Cerca de quince minutos después de que bajamos todos los habitantes, salió al patio el Comandante Armas acompañado de un sacerdote. Yo, de cierta manera quería estar alejado de la ceremonia, por lo que me quedé de pie, hasta atrás, junto con algunos otros compañeros, entre los que estaba Jesús Apodaca. La misa duró cerca de cuarenta minutos, el sermón de cierto modo era predecible. Hablaba de tener que arrepentirnos por los pecados cometidos y los delitos hechos. De cierto modo, en mi conciencia me sentía libre. Sabía que lo que había hecho fue un error, que nunca lo hice con el afán de hacer daño. En ese momento se me resbalaban todas las directas que del sacerdote salían. Sin embargo, justo al momento de pedir la paz para nuestros semejantes, cambió a lo tradicional. Mientras pensaba dentro de mí que podía darme la ‘paz del Señor’ con algunos delincuentes, el sacerdote dijo: “Esta vez no vamos a darle la paz a nuestros semejantes. Ni vamos a pedir al Señor por ellos.
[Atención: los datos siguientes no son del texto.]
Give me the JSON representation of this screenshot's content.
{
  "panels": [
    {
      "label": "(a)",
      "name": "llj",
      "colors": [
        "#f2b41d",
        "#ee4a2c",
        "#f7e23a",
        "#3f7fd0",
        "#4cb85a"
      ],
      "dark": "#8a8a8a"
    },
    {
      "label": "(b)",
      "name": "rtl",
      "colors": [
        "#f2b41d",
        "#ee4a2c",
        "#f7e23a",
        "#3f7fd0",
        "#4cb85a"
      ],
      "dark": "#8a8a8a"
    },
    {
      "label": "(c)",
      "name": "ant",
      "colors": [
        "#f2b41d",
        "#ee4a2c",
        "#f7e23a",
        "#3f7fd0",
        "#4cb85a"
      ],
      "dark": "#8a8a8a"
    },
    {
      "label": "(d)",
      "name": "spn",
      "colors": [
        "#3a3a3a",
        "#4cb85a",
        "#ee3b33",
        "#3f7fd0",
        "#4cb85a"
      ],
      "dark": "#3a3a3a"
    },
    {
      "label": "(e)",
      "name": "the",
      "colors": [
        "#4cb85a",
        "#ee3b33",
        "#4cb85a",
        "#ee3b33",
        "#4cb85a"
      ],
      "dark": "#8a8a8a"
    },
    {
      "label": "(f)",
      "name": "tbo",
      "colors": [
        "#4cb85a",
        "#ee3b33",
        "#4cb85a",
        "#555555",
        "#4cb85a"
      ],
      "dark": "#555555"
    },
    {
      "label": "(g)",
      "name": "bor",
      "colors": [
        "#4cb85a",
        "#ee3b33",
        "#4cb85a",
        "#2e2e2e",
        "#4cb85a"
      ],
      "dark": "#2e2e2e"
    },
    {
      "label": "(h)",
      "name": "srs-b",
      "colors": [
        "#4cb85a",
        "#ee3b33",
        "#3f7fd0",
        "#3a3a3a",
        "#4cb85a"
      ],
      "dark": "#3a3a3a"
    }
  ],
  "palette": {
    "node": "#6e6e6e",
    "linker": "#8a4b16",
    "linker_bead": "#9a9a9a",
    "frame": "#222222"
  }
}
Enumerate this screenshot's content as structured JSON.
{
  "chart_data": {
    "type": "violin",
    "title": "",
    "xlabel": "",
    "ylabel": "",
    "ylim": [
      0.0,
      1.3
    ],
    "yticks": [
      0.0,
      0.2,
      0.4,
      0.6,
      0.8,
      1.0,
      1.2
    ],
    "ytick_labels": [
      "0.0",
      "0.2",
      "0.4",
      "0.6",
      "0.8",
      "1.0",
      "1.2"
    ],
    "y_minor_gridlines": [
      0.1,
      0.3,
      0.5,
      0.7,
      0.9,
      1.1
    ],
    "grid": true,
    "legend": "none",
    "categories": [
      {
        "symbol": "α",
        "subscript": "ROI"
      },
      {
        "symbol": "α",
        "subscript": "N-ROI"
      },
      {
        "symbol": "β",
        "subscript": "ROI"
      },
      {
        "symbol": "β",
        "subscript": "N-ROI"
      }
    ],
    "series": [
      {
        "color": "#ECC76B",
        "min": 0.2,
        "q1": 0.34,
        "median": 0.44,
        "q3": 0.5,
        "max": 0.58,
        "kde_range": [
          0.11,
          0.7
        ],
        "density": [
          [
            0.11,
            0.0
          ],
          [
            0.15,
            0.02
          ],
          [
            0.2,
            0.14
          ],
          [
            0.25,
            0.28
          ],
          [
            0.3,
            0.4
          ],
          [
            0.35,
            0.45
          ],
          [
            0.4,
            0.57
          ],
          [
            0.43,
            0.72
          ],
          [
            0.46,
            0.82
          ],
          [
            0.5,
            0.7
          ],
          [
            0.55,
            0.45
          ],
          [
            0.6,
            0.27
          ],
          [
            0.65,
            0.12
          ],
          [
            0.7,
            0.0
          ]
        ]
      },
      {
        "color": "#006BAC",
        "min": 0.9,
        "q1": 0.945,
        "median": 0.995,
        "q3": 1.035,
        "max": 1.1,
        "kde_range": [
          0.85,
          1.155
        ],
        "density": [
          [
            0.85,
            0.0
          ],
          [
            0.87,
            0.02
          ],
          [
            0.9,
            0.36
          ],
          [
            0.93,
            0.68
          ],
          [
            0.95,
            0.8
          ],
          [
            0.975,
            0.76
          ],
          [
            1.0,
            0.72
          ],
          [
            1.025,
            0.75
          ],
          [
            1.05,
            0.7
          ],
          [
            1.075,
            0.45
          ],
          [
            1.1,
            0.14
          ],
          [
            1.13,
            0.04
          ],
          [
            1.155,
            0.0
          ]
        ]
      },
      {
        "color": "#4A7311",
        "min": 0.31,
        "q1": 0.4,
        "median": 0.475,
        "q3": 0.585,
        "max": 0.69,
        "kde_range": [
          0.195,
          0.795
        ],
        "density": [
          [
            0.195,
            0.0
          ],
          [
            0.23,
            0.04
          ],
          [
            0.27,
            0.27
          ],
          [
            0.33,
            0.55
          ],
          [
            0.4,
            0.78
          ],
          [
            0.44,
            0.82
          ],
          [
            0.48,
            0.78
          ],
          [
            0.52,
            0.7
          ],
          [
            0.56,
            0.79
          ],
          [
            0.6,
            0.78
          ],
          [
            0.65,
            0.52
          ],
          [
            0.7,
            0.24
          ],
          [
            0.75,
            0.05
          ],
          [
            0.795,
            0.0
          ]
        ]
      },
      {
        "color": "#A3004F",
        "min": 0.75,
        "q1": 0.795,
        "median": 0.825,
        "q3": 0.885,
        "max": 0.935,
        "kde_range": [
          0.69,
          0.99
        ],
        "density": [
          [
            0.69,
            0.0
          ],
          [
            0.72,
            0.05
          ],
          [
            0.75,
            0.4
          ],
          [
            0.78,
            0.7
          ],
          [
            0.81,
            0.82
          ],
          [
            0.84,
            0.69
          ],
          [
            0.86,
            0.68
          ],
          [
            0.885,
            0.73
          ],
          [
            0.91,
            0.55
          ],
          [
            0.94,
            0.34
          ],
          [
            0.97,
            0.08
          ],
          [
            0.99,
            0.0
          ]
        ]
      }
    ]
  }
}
Vamos a darle la paz a la persona a la cuál hemos hecho más daño. A esa persona que nació buena, pero que a lo largo de la vida y las circunstancias hemos atentado y atacado de forma indiscriminada. A esa persona que debería ser la más importante para nosotros. Vamos a darle y estar en paz con nosotros mismos. Dense ustedes mismos un abrazo de paz.” En ese momento observé como la mayoría se abrazaba a sí mismo. Me sentí incómodo de no hacerlo, por lo que cerré los ojos y me abracé. Nunca antes había sentido algo similar. Sentí dentro de mí un sentimiento que me calaba hasta los huesos. Me pedí perdón como si fuera hacia otra persona. Y me perdoné. Mis ojos se llenaron de lágrimas, a pesar de que seguían cerrados. Al abrirlos, noté que la mayoría de los que estábamos se encontraban en forma similar. Con la mirada noté que incluso Jesús Apodaca y el mismo Comandante Armas estaban consternados. Hasta el frente, las mujeres lloraban sin ocultar sus sentimientos. El sacerdote nos veía conmovido. Al terminar la misa, una gran cantidad de arraigados se acercó al sacerdote y a la imagen de San Judas. Sinceramente fue algo que no me esperaba.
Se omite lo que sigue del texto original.